SG Muotathal/Mythen Shooters – SG Möhlin Fricktal 34:37 (19:16)
Nach dem enttäuschenden Auftritt in Emmen wollte sich die SG Muotathal/Mythen Shooters gegen die SG Möhlin Fricktal rehabilitieren – und der Start gelang. Die Defensive stand deutlich stabiler und auch im Angriff bewegte man sich gut und kam zu klaren Abschlüssen. Nach einem frühen Rückstand fand die SG immer besser ins Spiel, glich aus und konnte zwischenzeitlich sogar die Führung übernehmen. Eine starke erste Halbzeit wurde mit einer verdienten 19:16-Führung belohnt.
Auch zu Beginn der zweiten Halbzeit überzeugten die Shooters im Angriff und hielten den Vorsprung. Ab der 40. Minute liessen jedoch Konzentration und Kräfte nach, was Möhlin konsequent ausnutzte und ausgleichen konnte. Die Umstellung auf das 7:6 im Angriff brachte nur teilweise den gewünschten Erfolg. Technische Fehler führten zu einfachen Gegentoren und ermöglichten dem Gegner, sich abzusetzen.
Trotzdem gab sich die SG nicht auf und kämpfte sich nochmals heran. Zu viele individuelle Fehler verhinderten jedoch den möglichen Ausgleich. Am Ende musste man sich auch im zweiten Spiel geschlagen geben. Über 40 bis 45 Minuten zeigten die Shooters eine sehr gute Leistung gegen einen starken Gegner. Für Punkte in der Finalrunde wird jedoch über 60 Minuten eine Topleistung nötig sein. Einsatz und Wille stimmen zuversichtlich, auch wenn klar war, dass die Finalrunde äusserst anspruchsvoll wird.
Telegramm:
Handball Emmen – SG Muotathal/Mythen Shooters 39:32 (24:20)

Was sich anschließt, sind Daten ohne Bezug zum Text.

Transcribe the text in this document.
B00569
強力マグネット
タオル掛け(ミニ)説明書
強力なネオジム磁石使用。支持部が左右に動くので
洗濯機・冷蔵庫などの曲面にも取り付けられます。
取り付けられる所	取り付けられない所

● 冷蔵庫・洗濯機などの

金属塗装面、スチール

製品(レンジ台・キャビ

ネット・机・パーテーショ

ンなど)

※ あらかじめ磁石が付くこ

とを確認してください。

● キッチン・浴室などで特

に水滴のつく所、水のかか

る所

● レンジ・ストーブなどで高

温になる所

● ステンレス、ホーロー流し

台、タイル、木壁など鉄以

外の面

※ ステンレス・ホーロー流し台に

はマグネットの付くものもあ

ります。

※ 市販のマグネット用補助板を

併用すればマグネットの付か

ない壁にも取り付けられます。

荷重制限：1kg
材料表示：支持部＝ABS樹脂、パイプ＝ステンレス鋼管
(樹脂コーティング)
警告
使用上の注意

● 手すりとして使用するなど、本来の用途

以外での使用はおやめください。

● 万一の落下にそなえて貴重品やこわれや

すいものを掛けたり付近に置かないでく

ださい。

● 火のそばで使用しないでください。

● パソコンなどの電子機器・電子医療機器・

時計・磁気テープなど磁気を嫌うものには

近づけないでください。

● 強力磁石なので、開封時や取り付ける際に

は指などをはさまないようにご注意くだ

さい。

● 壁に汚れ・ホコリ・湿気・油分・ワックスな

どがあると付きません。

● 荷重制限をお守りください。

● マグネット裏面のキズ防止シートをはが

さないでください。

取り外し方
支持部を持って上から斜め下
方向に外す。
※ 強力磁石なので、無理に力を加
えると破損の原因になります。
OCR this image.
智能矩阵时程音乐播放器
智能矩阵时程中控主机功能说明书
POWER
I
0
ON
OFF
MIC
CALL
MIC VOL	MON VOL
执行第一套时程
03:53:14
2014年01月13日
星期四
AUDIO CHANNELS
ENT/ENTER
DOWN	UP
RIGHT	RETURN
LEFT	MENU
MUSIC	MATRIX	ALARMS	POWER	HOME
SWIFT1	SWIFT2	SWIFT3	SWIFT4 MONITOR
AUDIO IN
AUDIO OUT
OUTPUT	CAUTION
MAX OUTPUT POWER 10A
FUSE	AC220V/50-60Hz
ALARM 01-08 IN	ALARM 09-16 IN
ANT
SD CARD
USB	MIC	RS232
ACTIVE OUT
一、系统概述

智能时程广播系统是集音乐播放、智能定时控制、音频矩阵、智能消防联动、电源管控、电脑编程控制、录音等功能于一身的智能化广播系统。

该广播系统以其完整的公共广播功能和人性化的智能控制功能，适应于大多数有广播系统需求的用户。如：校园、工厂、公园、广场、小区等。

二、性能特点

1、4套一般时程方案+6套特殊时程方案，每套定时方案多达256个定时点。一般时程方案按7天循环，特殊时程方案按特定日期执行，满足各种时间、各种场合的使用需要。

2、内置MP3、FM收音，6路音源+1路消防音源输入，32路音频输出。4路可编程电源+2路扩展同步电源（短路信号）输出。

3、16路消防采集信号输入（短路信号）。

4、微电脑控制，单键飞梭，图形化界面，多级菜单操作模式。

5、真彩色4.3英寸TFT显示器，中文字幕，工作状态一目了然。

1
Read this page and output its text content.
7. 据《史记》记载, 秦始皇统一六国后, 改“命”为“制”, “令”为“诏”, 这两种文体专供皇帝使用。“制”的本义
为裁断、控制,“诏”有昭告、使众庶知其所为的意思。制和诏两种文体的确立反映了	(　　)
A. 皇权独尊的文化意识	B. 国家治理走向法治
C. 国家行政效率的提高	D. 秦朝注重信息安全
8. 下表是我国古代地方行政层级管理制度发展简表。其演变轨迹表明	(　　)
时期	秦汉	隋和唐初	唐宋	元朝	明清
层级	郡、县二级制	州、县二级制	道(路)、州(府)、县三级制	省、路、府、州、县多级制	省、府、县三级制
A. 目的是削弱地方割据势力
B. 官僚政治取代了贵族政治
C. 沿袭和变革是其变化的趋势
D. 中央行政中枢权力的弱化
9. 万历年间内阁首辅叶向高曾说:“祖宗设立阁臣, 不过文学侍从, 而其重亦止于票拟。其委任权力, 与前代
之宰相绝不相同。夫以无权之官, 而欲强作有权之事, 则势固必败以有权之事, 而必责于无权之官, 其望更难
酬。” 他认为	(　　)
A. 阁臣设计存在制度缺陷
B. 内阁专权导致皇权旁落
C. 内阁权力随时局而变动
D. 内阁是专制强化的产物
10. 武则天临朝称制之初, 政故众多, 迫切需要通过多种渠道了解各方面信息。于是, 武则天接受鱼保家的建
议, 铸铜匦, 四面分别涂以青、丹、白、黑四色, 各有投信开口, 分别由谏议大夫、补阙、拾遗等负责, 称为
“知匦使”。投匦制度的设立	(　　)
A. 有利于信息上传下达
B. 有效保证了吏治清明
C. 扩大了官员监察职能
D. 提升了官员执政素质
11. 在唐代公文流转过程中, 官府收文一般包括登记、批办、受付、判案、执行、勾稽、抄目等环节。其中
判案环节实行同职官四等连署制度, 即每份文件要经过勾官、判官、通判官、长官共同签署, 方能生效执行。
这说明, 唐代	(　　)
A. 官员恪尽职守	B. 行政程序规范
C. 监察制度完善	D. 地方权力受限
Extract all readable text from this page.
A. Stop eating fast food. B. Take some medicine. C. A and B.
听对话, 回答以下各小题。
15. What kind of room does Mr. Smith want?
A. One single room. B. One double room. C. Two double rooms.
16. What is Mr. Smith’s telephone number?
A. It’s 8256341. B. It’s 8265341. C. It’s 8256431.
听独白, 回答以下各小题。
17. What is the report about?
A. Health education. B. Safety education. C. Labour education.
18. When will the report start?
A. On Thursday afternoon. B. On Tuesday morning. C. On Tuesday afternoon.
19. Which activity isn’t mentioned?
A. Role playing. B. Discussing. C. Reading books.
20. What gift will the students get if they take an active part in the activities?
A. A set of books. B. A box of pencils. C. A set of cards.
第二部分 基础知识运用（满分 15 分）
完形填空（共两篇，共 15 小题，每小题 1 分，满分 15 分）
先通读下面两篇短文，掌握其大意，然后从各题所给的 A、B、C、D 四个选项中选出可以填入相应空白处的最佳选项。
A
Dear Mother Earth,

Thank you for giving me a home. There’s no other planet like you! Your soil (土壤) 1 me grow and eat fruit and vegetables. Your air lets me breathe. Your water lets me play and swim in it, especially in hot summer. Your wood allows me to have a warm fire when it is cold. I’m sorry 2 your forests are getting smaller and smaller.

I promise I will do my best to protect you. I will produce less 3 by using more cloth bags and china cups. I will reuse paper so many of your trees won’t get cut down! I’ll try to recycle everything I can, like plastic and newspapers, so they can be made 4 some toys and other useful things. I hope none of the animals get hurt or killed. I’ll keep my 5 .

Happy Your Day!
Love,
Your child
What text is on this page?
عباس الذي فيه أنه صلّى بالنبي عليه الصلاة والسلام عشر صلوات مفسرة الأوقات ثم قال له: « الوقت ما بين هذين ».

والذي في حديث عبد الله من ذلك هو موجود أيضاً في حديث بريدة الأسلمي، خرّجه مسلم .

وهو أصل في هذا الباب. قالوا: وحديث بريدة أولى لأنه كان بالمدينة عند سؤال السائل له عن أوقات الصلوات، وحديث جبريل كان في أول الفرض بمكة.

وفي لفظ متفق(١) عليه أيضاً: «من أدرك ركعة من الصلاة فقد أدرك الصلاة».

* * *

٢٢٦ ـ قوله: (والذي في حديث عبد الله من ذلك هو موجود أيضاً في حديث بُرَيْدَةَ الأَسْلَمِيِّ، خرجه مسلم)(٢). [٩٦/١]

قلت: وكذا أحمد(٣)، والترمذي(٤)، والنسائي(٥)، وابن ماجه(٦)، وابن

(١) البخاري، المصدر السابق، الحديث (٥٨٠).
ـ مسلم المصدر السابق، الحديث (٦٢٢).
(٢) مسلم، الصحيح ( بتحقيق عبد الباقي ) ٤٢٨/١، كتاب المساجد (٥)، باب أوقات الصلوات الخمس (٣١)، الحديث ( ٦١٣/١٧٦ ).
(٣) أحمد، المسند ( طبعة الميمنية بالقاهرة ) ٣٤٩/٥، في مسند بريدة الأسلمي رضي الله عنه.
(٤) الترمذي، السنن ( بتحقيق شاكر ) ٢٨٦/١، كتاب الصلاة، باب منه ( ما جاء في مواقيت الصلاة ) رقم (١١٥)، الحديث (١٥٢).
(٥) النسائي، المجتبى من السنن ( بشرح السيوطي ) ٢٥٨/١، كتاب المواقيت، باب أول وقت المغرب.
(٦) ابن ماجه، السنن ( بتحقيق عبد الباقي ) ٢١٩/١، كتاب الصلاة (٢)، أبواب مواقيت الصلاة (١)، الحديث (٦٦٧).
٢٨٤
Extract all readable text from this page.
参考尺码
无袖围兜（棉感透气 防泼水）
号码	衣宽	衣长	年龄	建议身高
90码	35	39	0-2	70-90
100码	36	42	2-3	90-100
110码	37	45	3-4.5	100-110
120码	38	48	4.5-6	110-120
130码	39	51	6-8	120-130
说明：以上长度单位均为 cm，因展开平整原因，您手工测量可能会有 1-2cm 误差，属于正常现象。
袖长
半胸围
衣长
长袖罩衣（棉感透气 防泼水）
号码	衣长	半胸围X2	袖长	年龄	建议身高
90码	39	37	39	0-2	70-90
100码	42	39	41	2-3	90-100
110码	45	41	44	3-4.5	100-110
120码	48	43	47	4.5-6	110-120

Emmen Rossmoos – SR: Stolley/Siegrist
SG Muotathal/Mythen Shooters: Nauer Silas (6), Schelbert Aaron (3 Paraden), Schmid Chris (1 Parde); Arnold Gian (1), Bättig Livio (1), Combertaldi Marcello (6), Koch Livio (3), König Lukas (1), Lutz Frederic, Pfister Livio (3), Schelbert Andrin (5), Schelbert Leano (6), Schorno Andrin (6), Ulrich Tom (5).